Unworried for herself but nonetheless taking responsibility for her health, Marty had been monitoring her vital signs with a fitness bracelet, the kind that records body temperature and pulse and is available at sporting goods stores. A fever would indicate a potential problem, although that information alone is not enough to prove Ebola.
And then it occurred to her: Why don’t we use such monitors on Ebola patients in the wards? Why not slap a bracelet, complete with GPS capability, on those who have been in high-risk contact with infected individuals but show no symptoms (and, therefore, are not contagious) and follow them electronically?
Already 700 health care workers have contracted the disease in West Africa, where treating patients is expensive and cumbersome. The gear workers don includes an average of $100 of protective wear, such as a coverall suit and gloves, that must be discarded after a maximum-two-hour use. And the gear’s bulkiness—which impedes health care workers’ hearing, vision and manual dexterity—does not allow for a patient-centered experience.
Suddenly, Marty had a 21st-century solution to bring to the table. Existing technology—in the form of a $120 fitness bracelet—could provide myriad benefits: “We will get better information on the patients, more accurate data with less risk to health care workers, which leads to better management of the patients and better survival of everybody.”
Marty introduced her idea in a CNN online op-ed and soon was contacted by an organization interested in running a pilot program. That trial launched in January with 100 patients at a treatment center in Sierra Leone. Each was outfitted with an electronic bracelet that records body temperature, oxygen saturation and other vitals. Via a free app and Internet connected specifically for the project, the staff keeps track of patients’ data. Those with “bad” numbers can be identified for additional interventions while the others continue with prescribed treatments without the burden of examination.

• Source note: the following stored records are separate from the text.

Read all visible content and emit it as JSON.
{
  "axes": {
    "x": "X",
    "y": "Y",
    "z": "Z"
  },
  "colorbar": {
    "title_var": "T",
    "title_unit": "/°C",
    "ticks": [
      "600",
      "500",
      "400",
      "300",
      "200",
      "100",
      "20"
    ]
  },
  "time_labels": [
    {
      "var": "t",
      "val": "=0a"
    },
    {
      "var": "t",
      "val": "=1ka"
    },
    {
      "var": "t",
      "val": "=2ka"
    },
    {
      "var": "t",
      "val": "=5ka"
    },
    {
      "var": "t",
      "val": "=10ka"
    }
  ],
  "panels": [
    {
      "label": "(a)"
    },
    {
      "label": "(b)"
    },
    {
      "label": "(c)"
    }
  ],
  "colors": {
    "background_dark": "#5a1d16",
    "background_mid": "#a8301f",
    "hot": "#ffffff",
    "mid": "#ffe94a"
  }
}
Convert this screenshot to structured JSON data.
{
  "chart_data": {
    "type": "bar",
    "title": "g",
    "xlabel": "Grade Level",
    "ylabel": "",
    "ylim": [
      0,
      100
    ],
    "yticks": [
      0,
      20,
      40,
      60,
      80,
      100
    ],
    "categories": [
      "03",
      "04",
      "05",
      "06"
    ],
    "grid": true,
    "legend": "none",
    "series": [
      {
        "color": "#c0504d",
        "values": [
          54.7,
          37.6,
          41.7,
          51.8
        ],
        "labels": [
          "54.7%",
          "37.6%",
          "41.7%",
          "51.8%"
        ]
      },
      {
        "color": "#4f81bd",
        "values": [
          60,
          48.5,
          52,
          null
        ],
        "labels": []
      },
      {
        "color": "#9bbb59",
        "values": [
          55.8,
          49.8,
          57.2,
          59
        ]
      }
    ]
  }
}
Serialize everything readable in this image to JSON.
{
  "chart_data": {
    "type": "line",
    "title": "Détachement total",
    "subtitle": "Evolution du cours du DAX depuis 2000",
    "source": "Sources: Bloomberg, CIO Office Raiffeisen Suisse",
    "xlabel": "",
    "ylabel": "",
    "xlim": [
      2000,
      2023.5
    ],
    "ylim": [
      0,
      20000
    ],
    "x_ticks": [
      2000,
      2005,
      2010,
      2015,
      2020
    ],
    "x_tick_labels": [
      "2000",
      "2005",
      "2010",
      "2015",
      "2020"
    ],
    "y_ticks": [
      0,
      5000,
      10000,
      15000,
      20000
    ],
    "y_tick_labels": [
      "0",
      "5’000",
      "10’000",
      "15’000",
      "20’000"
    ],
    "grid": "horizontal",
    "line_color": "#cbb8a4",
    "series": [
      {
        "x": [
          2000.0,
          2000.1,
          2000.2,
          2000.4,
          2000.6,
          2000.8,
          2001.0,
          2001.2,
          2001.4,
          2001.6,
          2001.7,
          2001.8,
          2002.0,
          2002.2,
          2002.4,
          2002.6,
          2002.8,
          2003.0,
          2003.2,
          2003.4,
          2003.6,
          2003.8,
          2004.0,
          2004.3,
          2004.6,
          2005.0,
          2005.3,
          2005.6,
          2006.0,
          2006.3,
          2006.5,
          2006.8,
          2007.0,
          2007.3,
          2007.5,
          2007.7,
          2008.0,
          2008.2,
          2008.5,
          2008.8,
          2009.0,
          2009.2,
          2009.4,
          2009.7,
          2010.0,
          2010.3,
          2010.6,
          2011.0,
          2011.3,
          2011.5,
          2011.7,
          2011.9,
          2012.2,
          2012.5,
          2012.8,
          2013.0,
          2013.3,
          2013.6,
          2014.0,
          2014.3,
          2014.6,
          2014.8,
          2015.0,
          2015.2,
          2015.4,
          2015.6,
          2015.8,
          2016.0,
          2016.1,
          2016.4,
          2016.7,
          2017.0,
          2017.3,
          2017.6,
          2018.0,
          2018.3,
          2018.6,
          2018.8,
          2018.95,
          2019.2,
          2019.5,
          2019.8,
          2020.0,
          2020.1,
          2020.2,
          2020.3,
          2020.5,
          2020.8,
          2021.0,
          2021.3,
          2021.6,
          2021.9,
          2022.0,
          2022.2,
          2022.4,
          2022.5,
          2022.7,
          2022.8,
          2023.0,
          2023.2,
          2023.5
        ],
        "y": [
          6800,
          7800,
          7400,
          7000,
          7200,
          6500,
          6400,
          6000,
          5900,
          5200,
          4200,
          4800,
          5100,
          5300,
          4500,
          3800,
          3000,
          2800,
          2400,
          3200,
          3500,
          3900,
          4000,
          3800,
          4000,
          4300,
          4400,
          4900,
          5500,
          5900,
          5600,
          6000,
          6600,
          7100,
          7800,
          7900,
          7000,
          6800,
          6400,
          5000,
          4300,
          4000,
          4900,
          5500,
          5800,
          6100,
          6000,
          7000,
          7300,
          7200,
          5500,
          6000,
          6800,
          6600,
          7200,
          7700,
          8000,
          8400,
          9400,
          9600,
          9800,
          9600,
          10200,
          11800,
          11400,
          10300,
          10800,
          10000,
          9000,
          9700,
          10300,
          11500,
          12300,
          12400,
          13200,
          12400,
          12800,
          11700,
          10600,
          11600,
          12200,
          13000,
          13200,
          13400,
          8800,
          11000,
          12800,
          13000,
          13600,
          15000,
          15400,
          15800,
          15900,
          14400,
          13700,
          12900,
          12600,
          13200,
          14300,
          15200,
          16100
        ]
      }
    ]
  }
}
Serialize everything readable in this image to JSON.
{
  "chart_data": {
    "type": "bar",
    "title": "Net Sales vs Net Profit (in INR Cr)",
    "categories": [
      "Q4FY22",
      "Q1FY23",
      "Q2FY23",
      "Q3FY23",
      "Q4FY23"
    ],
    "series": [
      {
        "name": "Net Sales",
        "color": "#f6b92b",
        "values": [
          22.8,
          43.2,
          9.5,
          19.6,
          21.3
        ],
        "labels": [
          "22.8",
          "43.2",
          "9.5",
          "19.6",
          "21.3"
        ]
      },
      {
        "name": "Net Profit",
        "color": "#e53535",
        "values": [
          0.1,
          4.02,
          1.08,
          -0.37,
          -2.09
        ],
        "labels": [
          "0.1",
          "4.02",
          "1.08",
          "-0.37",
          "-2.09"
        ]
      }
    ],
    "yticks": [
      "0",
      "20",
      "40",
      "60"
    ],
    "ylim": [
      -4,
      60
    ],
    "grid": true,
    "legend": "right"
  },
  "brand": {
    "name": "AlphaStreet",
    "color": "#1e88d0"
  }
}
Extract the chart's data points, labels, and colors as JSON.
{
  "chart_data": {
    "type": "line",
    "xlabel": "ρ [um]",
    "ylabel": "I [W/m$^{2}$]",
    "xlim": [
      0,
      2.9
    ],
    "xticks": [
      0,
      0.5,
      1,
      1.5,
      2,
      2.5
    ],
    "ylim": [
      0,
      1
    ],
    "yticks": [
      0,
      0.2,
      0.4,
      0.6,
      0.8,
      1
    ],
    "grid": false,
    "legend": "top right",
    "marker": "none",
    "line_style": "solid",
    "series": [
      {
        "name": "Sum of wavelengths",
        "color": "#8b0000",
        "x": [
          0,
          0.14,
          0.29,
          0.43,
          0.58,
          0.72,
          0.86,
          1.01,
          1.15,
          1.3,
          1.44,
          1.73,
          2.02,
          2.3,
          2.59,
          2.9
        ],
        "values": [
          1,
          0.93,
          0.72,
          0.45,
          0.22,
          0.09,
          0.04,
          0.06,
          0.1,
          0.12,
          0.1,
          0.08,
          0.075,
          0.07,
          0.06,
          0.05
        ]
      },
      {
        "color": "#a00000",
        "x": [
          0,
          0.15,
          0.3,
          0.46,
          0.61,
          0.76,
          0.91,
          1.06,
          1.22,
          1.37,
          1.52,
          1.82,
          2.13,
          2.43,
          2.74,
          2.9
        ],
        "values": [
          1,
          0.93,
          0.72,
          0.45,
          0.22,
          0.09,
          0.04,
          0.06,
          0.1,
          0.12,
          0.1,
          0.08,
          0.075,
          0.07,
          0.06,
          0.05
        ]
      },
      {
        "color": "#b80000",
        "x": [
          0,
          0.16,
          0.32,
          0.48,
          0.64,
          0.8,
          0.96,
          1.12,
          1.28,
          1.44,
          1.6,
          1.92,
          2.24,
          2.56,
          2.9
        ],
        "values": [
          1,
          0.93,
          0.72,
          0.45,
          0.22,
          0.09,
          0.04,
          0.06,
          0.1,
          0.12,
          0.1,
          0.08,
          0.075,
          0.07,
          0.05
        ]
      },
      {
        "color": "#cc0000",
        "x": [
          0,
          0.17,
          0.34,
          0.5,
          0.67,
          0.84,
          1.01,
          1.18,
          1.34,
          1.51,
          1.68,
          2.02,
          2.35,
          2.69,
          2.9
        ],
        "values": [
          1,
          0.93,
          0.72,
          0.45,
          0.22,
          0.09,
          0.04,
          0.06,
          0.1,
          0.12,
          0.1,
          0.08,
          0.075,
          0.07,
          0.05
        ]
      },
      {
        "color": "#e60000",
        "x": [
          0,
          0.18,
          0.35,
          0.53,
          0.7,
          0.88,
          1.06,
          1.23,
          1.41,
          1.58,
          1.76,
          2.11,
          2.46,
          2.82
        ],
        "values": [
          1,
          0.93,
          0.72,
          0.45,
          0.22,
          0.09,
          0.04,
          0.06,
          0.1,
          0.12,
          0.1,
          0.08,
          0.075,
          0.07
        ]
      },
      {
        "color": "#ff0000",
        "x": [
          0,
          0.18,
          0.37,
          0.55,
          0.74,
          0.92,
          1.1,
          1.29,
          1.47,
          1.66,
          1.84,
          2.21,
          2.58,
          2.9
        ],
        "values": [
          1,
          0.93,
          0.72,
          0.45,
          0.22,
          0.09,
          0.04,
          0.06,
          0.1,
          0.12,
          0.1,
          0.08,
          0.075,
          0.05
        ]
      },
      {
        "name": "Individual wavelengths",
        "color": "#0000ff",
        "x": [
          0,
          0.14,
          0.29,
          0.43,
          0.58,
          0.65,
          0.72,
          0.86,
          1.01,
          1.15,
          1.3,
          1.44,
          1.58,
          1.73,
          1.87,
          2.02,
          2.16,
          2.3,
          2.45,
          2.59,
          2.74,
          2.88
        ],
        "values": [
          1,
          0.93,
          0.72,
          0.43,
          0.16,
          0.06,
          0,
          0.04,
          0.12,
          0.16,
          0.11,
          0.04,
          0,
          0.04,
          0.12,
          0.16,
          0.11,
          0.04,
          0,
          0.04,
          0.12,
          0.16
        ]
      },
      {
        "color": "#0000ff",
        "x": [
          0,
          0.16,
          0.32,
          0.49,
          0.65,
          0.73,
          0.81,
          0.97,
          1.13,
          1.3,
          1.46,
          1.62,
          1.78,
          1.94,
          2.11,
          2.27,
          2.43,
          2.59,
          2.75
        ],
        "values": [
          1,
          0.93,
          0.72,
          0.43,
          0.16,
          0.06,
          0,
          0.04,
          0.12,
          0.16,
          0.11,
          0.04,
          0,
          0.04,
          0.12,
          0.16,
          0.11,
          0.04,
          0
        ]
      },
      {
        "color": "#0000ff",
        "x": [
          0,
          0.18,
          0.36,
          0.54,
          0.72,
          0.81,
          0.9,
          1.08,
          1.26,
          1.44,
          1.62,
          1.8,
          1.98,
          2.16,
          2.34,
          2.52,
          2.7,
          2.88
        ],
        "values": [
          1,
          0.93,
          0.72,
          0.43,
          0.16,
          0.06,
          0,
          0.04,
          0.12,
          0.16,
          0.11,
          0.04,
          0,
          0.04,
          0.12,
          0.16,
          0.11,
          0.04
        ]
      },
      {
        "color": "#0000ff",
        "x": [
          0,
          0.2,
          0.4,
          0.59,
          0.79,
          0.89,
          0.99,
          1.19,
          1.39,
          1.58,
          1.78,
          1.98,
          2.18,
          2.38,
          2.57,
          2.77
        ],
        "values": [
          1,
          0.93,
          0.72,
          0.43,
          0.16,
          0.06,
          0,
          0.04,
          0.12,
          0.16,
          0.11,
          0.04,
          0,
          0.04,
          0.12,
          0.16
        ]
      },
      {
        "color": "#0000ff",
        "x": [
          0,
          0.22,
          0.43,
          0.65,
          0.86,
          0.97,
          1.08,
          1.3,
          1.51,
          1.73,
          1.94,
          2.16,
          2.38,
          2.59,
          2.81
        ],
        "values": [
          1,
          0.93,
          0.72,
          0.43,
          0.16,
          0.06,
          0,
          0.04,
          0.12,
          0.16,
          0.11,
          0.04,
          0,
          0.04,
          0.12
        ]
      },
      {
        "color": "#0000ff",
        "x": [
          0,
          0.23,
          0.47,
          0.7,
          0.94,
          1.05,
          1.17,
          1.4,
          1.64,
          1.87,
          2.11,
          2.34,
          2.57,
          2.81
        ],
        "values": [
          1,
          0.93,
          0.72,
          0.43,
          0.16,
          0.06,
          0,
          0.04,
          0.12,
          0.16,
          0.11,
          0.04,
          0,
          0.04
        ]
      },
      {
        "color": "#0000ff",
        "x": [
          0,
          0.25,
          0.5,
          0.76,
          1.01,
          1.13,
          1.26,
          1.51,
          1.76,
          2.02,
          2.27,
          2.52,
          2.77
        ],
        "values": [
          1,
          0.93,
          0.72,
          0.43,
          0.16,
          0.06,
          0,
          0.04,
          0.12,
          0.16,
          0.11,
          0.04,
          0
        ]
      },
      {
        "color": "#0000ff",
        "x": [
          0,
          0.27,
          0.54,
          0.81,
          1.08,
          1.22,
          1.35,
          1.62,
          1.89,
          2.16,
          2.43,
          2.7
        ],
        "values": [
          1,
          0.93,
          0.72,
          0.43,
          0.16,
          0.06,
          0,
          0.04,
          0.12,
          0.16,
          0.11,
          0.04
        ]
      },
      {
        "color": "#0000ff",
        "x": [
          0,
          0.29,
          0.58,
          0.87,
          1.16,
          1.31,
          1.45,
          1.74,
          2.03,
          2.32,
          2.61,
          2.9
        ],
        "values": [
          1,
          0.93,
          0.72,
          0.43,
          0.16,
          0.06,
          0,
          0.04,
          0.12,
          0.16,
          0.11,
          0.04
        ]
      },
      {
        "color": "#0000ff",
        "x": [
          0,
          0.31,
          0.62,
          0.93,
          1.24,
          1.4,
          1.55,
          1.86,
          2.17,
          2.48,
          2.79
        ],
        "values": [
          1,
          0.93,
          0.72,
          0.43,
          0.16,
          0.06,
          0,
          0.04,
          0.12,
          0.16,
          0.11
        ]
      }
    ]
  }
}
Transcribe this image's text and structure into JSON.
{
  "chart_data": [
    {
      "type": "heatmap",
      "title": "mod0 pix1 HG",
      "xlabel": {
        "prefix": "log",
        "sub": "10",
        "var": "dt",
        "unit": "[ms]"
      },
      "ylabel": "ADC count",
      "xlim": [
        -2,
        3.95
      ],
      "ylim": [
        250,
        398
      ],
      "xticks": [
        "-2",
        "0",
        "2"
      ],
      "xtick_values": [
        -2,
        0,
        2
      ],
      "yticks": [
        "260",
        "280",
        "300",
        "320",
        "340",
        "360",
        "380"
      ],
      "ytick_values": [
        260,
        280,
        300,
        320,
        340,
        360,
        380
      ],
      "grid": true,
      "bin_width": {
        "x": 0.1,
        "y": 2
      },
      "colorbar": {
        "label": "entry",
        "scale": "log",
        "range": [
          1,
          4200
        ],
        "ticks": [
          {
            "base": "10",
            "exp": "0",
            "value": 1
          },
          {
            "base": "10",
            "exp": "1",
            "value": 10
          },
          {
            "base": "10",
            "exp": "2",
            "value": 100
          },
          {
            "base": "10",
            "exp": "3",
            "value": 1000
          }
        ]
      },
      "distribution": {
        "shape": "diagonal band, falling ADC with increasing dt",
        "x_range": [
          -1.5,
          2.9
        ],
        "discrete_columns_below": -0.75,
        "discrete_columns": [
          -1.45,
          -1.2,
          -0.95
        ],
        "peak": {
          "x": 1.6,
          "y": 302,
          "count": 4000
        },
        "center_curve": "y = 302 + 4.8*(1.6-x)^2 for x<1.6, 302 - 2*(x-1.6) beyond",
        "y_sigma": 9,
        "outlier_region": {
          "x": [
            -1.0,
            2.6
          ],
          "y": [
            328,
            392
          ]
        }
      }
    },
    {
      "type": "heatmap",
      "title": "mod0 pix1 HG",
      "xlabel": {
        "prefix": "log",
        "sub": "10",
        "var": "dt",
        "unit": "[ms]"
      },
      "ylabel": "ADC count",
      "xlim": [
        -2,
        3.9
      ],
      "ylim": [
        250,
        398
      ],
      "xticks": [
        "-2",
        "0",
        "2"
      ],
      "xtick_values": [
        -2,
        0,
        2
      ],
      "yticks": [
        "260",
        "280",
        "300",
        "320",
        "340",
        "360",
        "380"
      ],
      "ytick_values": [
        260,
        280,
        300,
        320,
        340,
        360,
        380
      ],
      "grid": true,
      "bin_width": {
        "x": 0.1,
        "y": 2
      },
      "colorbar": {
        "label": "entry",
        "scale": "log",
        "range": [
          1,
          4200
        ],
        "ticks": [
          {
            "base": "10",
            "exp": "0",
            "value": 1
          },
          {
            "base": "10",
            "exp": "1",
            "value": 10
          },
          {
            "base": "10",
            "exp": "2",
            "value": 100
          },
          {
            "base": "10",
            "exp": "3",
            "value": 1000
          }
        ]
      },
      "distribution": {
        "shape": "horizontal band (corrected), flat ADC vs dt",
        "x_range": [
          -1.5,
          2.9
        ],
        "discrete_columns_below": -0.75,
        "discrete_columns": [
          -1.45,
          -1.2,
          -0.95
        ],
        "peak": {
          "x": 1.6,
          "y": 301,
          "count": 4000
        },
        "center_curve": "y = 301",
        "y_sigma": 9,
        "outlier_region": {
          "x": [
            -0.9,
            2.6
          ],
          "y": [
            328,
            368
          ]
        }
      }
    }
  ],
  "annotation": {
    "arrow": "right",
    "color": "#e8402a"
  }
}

A humanitarian to the core
In January Marty flew back to Africa, this time to Equatorial Guinea, a country free from the virus (not to be confused with Guinea, one of the worst hit). There she again led screening efforts, this time in anticipation of the Africa Cup of Nations, a soccer tournament typically attended by thousands.
And already she is planning to tread again where many rightly fear. As early as March Marty hopes to return, this time to observe the pilot program in Sierra Leone. Her tirelessness remains but a reflection of who she is.
“I think it’s really important to make sure that we do things that make a difference,” she says, “that we can feel at the end of the day, or even at the end of our lives, that we’ve made a real difference.”